Sono vari i dipinti dove l’artista russo presenta una veduta prospettica simmetrica: l’aperto della piazza del Quirinale s’impossessa dello spazio e relega il palazzo e l’obelisco dei Dioscuri a meri contorni prospettici (cfr pp. 32 s); evanescente e «floreale» appare la grotta della Villa Giustiniani Odescalchi a Bassano Romano, ove lo specchio acquatico conduce l’occhio verso la grotta della Venere (cfr pp. 66 s); la possanza della Colonna Traiana, in posizione centrale, sovrasta dal basso tutta la scena dipinta (cfr pp. 34 s). Più singolare è la voluta variazione prospettica espressa nella veduta allungata in profondità nell’ «Arrivo alla Fontana di Trevi» (volta verso la stretta via di San Vincenzo; cfr pp. 38 s) o il netto taglio – dovuto anche ai toni coloristici – approntato sulla Fontana (cfr pp. 40 s).

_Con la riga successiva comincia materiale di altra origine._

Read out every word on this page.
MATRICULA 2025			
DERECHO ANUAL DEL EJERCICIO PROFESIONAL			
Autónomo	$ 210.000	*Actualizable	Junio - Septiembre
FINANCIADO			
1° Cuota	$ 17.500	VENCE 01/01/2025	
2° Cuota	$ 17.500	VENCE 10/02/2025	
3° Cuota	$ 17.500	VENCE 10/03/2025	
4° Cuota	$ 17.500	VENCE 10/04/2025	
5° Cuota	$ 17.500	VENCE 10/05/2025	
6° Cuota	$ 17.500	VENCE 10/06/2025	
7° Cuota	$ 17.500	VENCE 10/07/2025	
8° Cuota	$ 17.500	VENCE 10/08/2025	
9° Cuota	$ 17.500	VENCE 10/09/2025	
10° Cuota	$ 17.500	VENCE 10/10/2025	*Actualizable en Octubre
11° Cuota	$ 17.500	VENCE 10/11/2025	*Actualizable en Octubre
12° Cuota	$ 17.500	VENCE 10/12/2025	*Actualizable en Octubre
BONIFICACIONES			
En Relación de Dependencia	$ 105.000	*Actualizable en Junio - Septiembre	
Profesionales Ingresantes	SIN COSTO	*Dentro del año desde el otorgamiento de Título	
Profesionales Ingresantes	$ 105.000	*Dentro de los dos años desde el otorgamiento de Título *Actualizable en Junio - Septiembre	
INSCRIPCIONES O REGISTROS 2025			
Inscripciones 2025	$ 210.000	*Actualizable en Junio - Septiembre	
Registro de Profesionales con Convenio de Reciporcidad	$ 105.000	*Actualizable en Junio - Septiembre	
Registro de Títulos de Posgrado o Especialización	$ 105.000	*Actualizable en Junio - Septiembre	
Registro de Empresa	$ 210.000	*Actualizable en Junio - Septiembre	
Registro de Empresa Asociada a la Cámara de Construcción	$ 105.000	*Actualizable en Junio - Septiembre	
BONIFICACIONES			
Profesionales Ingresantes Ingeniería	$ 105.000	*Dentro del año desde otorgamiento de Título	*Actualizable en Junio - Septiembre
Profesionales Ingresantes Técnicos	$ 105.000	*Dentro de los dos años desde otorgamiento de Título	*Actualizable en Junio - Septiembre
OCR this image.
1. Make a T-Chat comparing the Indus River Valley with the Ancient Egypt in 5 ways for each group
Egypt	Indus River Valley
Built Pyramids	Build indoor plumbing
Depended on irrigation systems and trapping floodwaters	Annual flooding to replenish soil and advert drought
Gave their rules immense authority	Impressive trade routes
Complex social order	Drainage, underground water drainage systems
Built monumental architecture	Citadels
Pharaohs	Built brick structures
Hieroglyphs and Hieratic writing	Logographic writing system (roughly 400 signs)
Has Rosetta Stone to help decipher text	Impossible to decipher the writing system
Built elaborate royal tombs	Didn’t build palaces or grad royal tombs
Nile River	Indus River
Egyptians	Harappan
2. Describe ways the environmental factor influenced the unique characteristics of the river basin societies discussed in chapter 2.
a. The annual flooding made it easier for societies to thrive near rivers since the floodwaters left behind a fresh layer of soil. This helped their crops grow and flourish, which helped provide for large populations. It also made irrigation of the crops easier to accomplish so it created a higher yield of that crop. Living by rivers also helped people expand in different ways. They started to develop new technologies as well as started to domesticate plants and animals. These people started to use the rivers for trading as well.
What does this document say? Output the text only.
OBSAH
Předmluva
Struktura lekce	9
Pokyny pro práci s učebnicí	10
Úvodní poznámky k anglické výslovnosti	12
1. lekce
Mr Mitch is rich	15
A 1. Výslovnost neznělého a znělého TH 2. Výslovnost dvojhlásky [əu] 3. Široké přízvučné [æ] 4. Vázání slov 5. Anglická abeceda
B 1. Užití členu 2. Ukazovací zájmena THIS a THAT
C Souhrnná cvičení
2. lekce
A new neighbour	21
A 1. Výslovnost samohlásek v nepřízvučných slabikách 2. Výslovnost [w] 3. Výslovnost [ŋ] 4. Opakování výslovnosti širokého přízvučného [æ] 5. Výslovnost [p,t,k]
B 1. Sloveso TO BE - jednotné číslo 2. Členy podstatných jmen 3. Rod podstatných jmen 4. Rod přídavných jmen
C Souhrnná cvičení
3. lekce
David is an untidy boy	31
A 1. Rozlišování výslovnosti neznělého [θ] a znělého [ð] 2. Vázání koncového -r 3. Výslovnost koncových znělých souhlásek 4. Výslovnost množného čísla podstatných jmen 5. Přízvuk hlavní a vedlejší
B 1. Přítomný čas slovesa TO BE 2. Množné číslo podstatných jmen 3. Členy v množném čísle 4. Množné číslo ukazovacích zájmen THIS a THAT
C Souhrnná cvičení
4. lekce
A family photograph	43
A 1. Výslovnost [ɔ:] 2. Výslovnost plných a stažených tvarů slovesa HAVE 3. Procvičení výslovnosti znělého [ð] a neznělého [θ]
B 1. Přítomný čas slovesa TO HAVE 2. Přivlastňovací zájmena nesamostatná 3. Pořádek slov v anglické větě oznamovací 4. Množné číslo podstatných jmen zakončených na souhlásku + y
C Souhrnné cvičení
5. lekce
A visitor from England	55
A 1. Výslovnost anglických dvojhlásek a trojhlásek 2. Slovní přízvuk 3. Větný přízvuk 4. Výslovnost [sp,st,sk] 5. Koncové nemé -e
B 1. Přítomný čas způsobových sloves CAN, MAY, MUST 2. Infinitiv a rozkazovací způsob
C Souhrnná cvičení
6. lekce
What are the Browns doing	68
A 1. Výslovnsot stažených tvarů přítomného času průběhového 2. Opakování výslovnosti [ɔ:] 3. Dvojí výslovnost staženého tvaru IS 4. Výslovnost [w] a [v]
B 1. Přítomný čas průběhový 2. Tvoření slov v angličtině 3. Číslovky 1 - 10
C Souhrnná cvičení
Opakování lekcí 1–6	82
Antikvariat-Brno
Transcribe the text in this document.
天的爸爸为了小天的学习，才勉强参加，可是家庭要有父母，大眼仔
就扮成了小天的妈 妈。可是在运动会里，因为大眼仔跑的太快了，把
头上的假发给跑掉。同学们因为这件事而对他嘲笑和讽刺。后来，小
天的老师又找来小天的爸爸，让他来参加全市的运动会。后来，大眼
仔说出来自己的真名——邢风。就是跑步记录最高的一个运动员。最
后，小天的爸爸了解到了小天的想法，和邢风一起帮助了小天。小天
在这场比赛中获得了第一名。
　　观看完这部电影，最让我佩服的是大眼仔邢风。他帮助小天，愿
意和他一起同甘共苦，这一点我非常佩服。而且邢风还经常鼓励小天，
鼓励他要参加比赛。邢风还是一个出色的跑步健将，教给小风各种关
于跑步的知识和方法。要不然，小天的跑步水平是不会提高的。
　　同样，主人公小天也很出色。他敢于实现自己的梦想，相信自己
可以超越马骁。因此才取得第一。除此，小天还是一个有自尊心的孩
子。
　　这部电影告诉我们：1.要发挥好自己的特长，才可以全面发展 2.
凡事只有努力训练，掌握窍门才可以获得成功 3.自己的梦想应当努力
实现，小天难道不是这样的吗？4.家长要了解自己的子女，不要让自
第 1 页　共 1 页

Questa galleria di vedute – siano esse relative ai monumenti romani o a quelli del circondario – richiede ripetute visitazioni per apprezzare l’imaginaire del pittore, espresso dalle pur esatte linee architettoniche dei monumenti. E l’assenza umana acutizza questo divario tra la forma reale e quella artistica; le fontane, l’acqua sigillano infatti il divario tra quanto prima scorreva e quanto ora è impresso dall’arte nell’immota presenza. Neuvecelle scriveva nel 1961: «Le immagini […] sono quelle del ricordo, e quando Roma non sarà per voi che una realtà fuggita, il passato, la vostra memoria potrà animarle, il vostro essere darà loro una vita» (p. 94).
Qui sta, a nostro avviso, l’indiscusso pregio di questo volume: non tanto quello di offrire al lettore uno scorrere di splendide immagini architettoniche, quanto quello di instillare una creativa provocazione a ridare nuova vita a quanto appare immoto all’occhio. È il processo della ri-creazione dovuto alla memoria, demonica forza sempre all’opera nella mente del pittore. Una serie di foto relative a momenti della vita di Beloborodov (notevole la metamorfosi del viso dal tempo russo a quello romano) chiudono il pregevole volume.